La sophistication du hack dont a été victime l’entreprise américaine SolarWinds laisse planer le doute sur les systèmes informatiques de ses milliers de clients partout dans le monde. En Belgique, de grandes entreprises, hôpitaux et autres institutions utilisent les solutions du fournisseur incriminé. Mais les dégâts réels restent inconnus, nos autorités préférant garder un prudent silence. La Défense belge, cliente de SolarWinds, confie ses préoccupations à Business AM.

Le hack du siècle. L’affaire SolarWinds, qui a éclaté en décembre dernier, fait toujours l’objet d’enquêtes aux quatre coins de la planète. Pour mémoire, ‘nous avons été victime d’une cyberattaque très sophistiquée, complexe et ciblée’, nous résume un porte-parole de cette grande entreprise texane, leader mondial du marché de la gestion de réseaux informatiques avec plus de 320.000 clients institutionnels dans 190 pays. ‘Nous collaborons étroitement avec les services fédéraux de police et de renseignement pour enquêter sur toute l’étendue de cet incident sans précédent, notamment pour savoir si elle a été soutenue par les ressources d’un gouvernement étranger.’
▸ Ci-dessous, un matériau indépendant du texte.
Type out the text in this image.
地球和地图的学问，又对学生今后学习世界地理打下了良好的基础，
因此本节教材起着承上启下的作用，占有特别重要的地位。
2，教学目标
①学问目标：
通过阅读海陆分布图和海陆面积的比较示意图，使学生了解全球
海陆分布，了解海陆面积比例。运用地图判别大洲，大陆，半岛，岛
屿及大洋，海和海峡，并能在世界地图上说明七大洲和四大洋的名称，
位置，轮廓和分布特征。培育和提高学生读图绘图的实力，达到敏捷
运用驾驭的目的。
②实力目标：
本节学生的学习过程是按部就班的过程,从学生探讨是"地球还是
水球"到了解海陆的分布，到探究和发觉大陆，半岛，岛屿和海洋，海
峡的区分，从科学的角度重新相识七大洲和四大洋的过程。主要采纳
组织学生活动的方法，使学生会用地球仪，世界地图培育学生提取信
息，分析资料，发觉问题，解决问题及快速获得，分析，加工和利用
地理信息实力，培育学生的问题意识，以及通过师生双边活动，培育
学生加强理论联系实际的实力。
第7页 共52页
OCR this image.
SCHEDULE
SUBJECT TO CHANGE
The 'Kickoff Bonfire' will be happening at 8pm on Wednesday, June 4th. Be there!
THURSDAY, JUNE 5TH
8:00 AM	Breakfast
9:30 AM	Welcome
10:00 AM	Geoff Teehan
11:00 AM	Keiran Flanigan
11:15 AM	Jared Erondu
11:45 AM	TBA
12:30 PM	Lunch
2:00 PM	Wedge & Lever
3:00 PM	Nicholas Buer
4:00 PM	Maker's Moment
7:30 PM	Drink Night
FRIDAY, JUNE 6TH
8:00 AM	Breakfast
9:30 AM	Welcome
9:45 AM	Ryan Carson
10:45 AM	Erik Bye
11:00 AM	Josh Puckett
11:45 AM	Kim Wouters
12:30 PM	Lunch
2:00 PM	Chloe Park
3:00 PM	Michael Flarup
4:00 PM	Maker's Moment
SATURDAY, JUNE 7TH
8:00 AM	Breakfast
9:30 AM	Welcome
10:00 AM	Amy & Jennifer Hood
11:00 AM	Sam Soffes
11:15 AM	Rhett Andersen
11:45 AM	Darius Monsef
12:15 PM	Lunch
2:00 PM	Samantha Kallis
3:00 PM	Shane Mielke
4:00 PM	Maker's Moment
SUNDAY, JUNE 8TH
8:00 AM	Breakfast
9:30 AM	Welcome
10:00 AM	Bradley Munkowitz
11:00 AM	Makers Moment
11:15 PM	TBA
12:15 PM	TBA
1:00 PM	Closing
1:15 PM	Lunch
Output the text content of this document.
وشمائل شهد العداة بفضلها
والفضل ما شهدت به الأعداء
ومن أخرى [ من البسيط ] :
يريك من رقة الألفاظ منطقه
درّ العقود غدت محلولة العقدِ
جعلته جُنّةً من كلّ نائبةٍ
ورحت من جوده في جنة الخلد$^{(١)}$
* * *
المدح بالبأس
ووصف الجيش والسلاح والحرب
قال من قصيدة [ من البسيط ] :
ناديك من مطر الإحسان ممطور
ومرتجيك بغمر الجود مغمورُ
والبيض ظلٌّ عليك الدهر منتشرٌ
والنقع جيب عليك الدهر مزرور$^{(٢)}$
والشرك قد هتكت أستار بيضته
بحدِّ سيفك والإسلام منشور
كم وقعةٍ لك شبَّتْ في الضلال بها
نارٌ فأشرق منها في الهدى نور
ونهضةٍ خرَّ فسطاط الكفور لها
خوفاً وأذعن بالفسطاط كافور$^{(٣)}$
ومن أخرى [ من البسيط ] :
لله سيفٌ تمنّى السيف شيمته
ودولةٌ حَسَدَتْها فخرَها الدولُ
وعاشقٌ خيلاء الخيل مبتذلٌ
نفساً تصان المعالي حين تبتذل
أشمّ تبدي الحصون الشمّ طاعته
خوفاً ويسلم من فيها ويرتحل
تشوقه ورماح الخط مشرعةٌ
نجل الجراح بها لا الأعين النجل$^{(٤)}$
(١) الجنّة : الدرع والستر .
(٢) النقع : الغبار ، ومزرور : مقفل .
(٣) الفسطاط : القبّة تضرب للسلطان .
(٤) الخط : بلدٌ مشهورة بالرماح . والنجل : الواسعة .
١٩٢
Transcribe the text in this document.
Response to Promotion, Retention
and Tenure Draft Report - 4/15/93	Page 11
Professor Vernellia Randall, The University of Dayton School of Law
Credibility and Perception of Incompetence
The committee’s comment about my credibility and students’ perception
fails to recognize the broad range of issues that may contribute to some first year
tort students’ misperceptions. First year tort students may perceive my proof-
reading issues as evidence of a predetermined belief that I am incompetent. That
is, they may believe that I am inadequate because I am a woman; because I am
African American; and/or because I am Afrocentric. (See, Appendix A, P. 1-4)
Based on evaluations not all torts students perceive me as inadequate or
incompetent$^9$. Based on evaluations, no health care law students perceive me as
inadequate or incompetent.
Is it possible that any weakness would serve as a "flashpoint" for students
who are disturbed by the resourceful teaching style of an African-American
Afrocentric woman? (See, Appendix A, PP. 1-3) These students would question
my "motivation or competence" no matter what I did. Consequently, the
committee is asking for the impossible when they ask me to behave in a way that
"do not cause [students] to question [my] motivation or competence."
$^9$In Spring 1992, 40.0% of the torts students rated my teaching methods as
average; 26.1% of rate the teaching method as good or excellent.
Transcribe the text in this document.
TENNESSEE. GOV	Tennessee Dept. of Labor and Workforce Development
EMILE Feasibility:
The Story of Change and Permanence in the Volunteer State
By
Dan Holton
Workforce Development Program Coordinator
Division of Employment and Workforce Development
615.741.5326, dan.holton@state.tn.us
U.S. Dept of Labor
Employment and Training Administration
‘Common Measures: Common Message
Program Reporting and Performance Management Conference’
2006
Des centaines voire des milliers de cybercriminels ont ainsi compromis la plateforme Orion de SolarWinds, un software permettant de gérer les systèmes informatiques à distance. Les hackers ont introduit des milliers de lignes de code dans une mise à jour pour détourner les commandes et ainsi évoluer librement dans la chaîne d’approvisionnement logiciel. Plusieurs organisations de premier, à l’instar de l’US Treasury Department ou de Microsoft, pour ne citer qu’elles, ont déclaré être concernée par les vulnérabilités.

Depuis lors, ‘notre seul objectif est d’aider l’industrie et nos clients à comprendre et à atténuer l’impact de cette attaque, et nous avons pris un certain nombre de mesures pour sécuriser davantage notre réseau et nos produits’, notamment grâce à des outils avancés de détection et de surveillance’, assure-t-on au quartier général d’Austin, Texas.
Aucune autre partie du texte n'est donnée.